This week, the market has shown its strength. Monday, it shrugged off the possibility of a Swine Flu pandemic. Unlike most viruses, this one had a particularly high mortality rate and it was spreading quickly.
Yesterday, a much worse than expected GDP decline did little to dampen spirits. Economists had expected a decline of 4.8% and economic activity actually dropped to 6.1%. Bulls found a silver lining in the 2.2% rise in consumption. A drawdown in business inventories was also seen as positive. Without an uptick in demand, I don’t share that view.
The FOMC released its statement and as expected, they will keep the Fed Funds Rate near the 0% target. They reiterated their commitment to buy treasuries if interest rates start to rise. The market does not mind that the printing presses could be turned on soon.
This morning, initial jobless claims fell slightly. However, continuing claims rose to 6.3 million, the highest level ever. The market is on a mission and it has completely discounted economic news.
Bulls argue that economic statistics are backwards looking and they do not reflect current conditions. If that were the case, I would expect corporations to cautiously mentioned improving conditions during their conference calls. Instead, they are reluctant to provide guidance and Q2 visibility is poor.

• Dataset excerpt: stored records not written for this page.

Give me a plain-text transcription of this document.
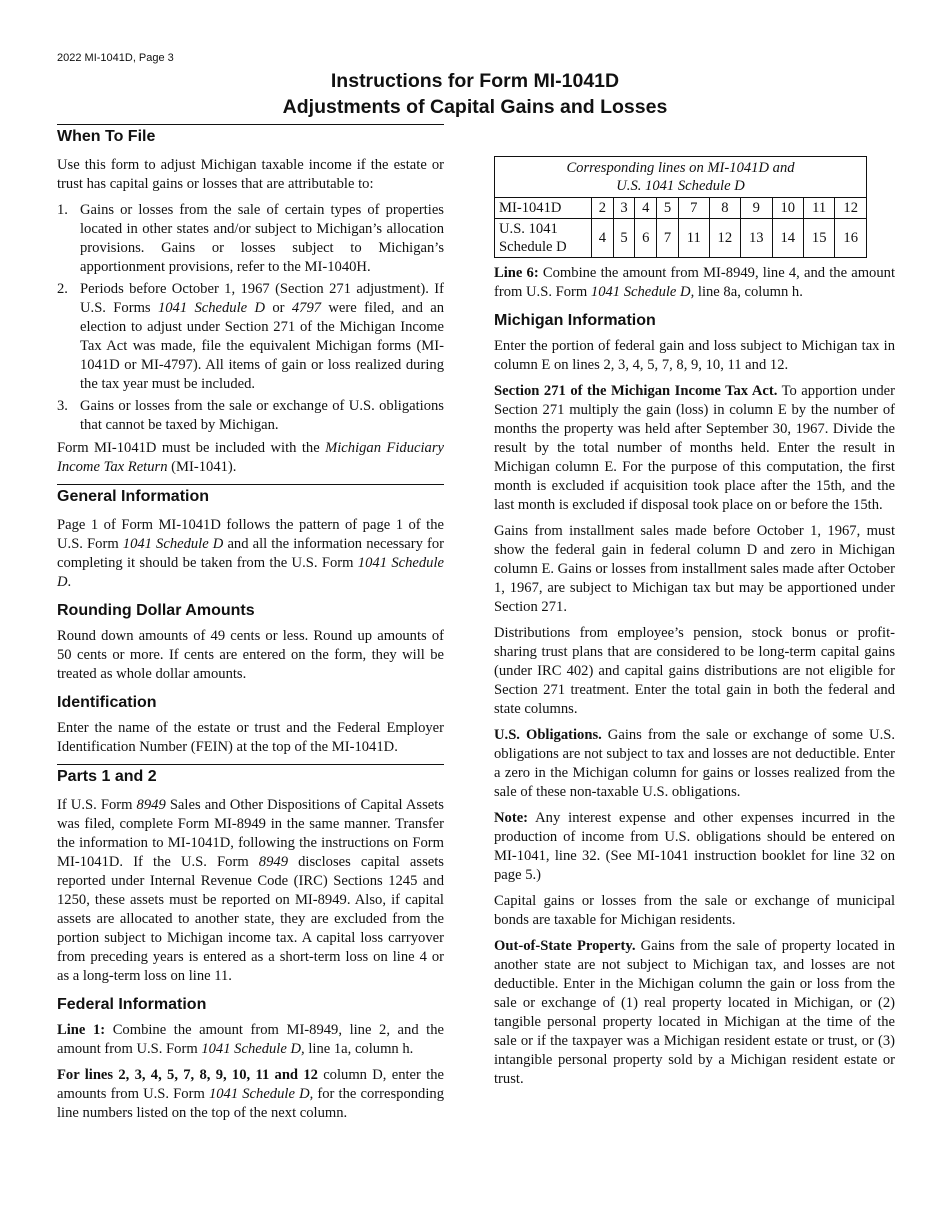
2022 MI-1041D, Page 3
Instructions for Form MI-1041D
Adjustments of Capital Gains and Losses
When To File

Use this form to adjust Michigan taxable income if the estate or trust has capital gains or losses that are attributable to:

1. Gains or losses from the sale of certain types of properties located in other states and/or subject to Michigan’s allocation provisions. Gains or losses subject to Michigan’s apportionment provisions, refer to the MI-1040H.
2. Periods before October 1, 1967 (Section 271 adjustment). If U.S. Forms 1041 Schedule D or 4797 were filed, and an election to adjust under Section 271 of the Michigan Income Tax Act was made, file the equivalent Michigan forms (MI-1041D or MI-4797). All items of gain or loss realized during the tax year must be included.
3. Gains or losses from the sale or exchange of U.S. obligations that cannot be taxed by Michigan.

Form MI-1041D must be included with the Michigan Fiduciary Income Tax Return (MI-1041).

General Information

Page 1 of Form MI-1041D follows the pattern of page 1 of the U.S. Form 1041 Schedule D and all the information necessary for completing it should be taken from the U.S. Form 1041 Schedule D.

Rounding Dollar Amounts

Round down amounts of 49 cents or less. Round up amounts of 50 cents or more. If cents are entered on the form, they will be treated as whole dollar amounts.

Identification

Enter the name of the estate or trust and the Federal Employer Identification Number (FEIN) at the top of the MI-1041D.

Parts 1 and 2

If U.S. Form 8949 Sales and Other Dispositions of Capital Assets was filed, complete Form MI-8949 in the same manner. Transfer the information to MI-1041D, following the instructions on Form MI-1041D. If the U.S. Form 8949 discloses capital assets reported under Internal Revenue Code (IRC) Sections 1245 and 1250, these assets must be reported on MI-8949. Also, if capital assets are allocated to another state, they are excluded from the portion subject to Michigan income tax. A capital loss carryover from preceding years is entered as a short-term loss on line 4 or as a long-term loss on line 11.

Federal Information

Line 1: Combine the amount from MI-8949, line 2, and the amount from U.S. Form 1041 Schedule D, line 1a, column h.

For lines 2, 3, 4, 5, 7, 8, 9, 10, 11 and 12 column D, enter the amounts from U.S. Form 1041 Schedule D, for the corresponding line numbers listed on the top of the next column.

Corresponding lines on MI-1041D and
U.S. 1041 Schedule D										

MI-1041D	2	3	4	5	7	8	9	10	11	12

U.S. 1041
Schedule D	4	5	6	7	11	12	13	14	15	16

Line 6: Combine the amount from MI-8949, line 4, and the amount from U.S. Form 1041 Schedule D, line 8a, column h.

Michigan Information

Enter the portion of federal gain and loss subject to Michigan tax in column E on lines 2, 3, 4, 5, 7, 8, 9, 10, 11 and 12.

Section 271 of the Michigan Income Tax Act. To apportion under Section 271 multiply the gain (loss) in column E by the number of months the property was held after September 30, 1967. Divide the result by the total number of months held. Enter the result in Michigan column E. For the purpose of this computation, the first month is excluded if acquisition took place after the 15th, and the last month is excluded if disposal took place on or before the 15th.

Gains from installment sales made before October 1, 1967, must show the federal gain in federal column D and zero in Michigan column E. Gains or losses from installment sales made after October 1, 1967, are subject to Michigan tax but may be apportioned under Section 271.

Distributions from employee’s pension, stock bonus or profit-sharing trust plans that are considered to be long-term capital gains (under IRC 402) and capital gains distributions are not eligible for Section 271 treatment. Enter the total gain in both the federal and state columns.

U.S. Obligations. Gains from the sale or exchange of some U.S. obligations are not subject to tax and losses are not deductible. Enter a zero in the Michigan column for gains or losses realized from the sale of these non-taxable U.S. obligations.

Note: Any interest expense and other expenses incurred in the production of income from U.S. obligations should be entered on MI-1041, line 32. (See MI-1041 instruction booklet for line 32 on page 5.)

Capital gains or losses from the sale or exchange of municipal bonds are taxable for Michigan residents.

Out-of-State Property. Gains from the sale of property located in another state are not subject to Michigan tax, and losses are not deductible. Enter in the Michigan column the gain or loss from the sale or exchange of (1) real property located in Michigan, or (2) tangible personal property located in Michigan at the time of the sale or if the taxpayer was a Michigan resident estate or trust, or (3) intangible personal property sold by a Michigan resident estate or trust.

More than 30% of the S&P 500 companies have reported. A whopping 69% have exceeded earnings estimates. However, it’s important to note that the bar has been set very low by analysts. They were forecasting a 34% drop in earnings this quarter and a 33% drop in earnings next quarter.
The market has broken out to a new three-month high. The headwinds will grow stronger as it approaches resistance at SPY 92. The bulls have the momentum and shorts are covering. This market will continue to work its way higher, but I expect a two steps forward, one step backwards pattern to develop.

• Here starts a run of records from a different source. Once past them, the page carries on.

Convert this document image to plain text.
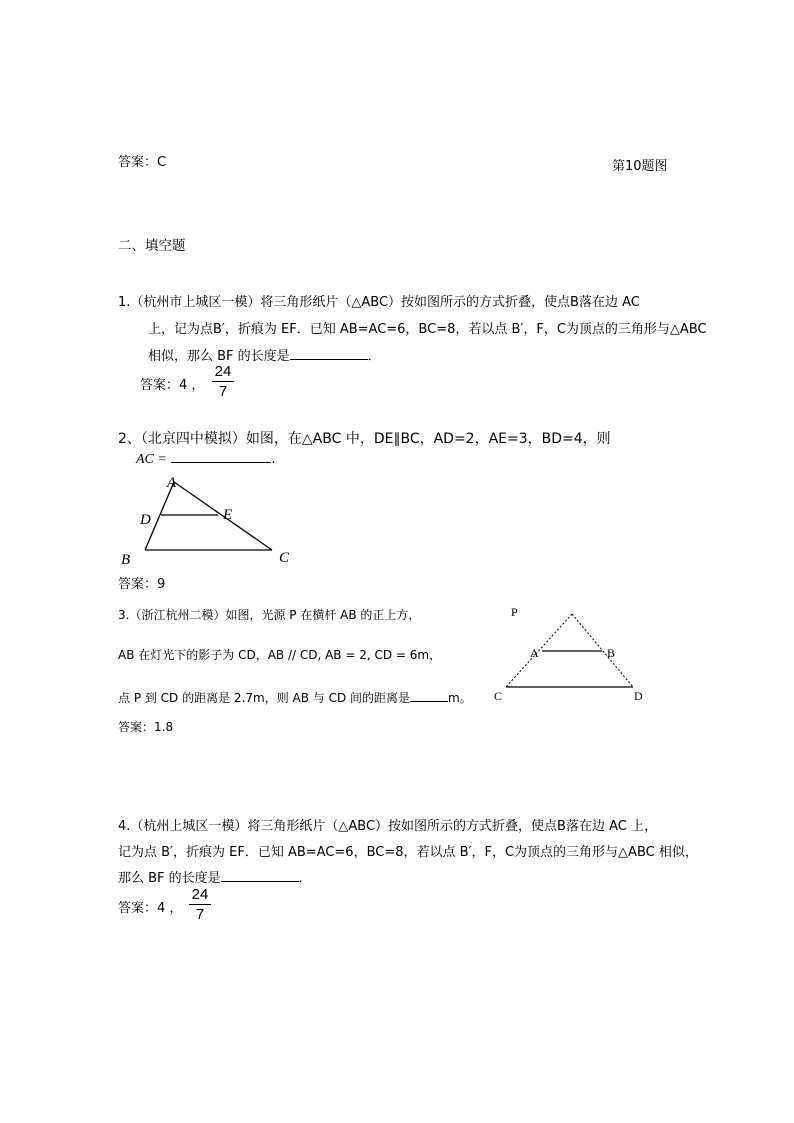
答案：C	第10题图
二、填空题
1.（杭州市上城区一模）将三角形纸片（△ABC）按如图所示的方式折叠，使点B落在边 AC
上，记为点B′，折痕为 EF．已知 AB=AC=6，BC=8，若以点 B′，F，C为顶点的三角形与△ABC
相似，那么 BF 的长度是	．
答案：4 ， $\frac{24}{7}$
2、（北京四中模拟）如图，在△ABC 中，DE∥BC，AD=2，AE=3，BD=4，则
AC =	.
A
D	E
B	C
答案：9
3.（浙江杭州二模）如图，光源 P 在横杆 AB 的正上方，
AB 在灯光下的影子为 CD，AB // CD, AB = 2, CD = 6m，
点 P 到 CD 的距离是 2.7m，则 AB 与 CD 间的距离是	m。
P
A	B
C	D
答案：1.8
4.（杭州上城区一模）将三角形纸片（△ABC）按如图所示的方式折叠，使点B落在边 AC 上，
记为点 B′，折痕为 EF．已知 AB=AC=6，BC=8，若以点 B′，F，C为顶点的三角形与△ABC 相似，
那么 BF 的长度是	．
答案：4 ， $\frac{24}{7}$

As the market tries to break out, the danger of a reversal looms. When investors start to pile back in, a big decline is possible and it will flush them out.

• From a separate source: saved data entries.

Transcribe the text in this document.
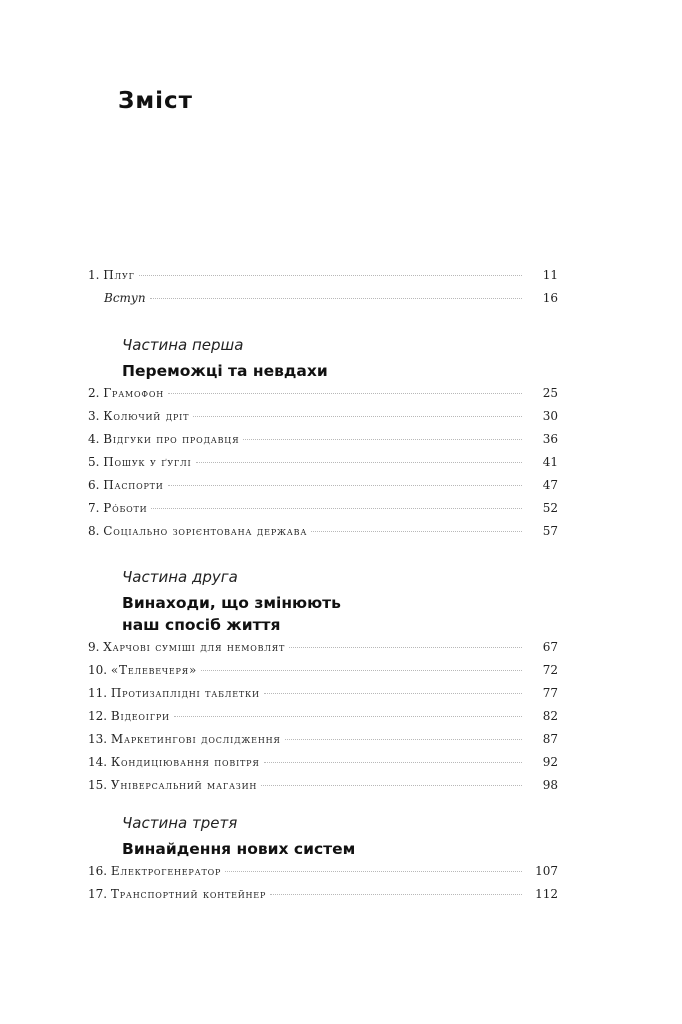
Зміст
1. Плуг	11
Вступ	16
Частина перша
Переможці та невдахи
2. Грамофон	25
3. Колючий дріт	30
4. Відгуки про продавця	36
5. Пошук у ґуглі	41
6. Паспорти	47
7. Рóботи	52
8. Соціально зорієнтована держава	57
Частина друга
Винаходи, що змінюють
наш спосіб життя
9. Харчові суміші для немовлят	67
10. «Телевечеря»	72
11. Протизаплідні таблетки	77
12. Відеоігри	82
13. Маркетингові дослідження	87
14. Кондиціювання повітря	92
15. Універсальний магазин	98
Частина третя
Винайдення нових систем
16. Електрогенератор	107
17. Транспортний контейнер	112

Next week, the government will release the results of its “stress test”. It evaluated 19 of the country’s largest banks (they control 60% of the assets). Rumor has it that all but a few will pass. I would not expect the government to release news that could jeopardize the financial stability it has worked so hard to secure. Bears will not want to head into this weekend short.
The momentum clearly favors the upside and there are great opportunities everywhere. In the back of your mind, remember that we are in a long-term downtrend. Bear market rallies are fast and furious and they can climb much higher than anyone ever imagined. The market backed off from its rally late yesterday and it is off of its highs this morning. Be patient establishing long positions and wait for the market to come in. Also make sure to have stops in place. I don’t trust this market and I am making great money selling put credit spreads. I am far from the action and I don’t have to sweat every tick. Option premiums are still rich and that also favors this strategy.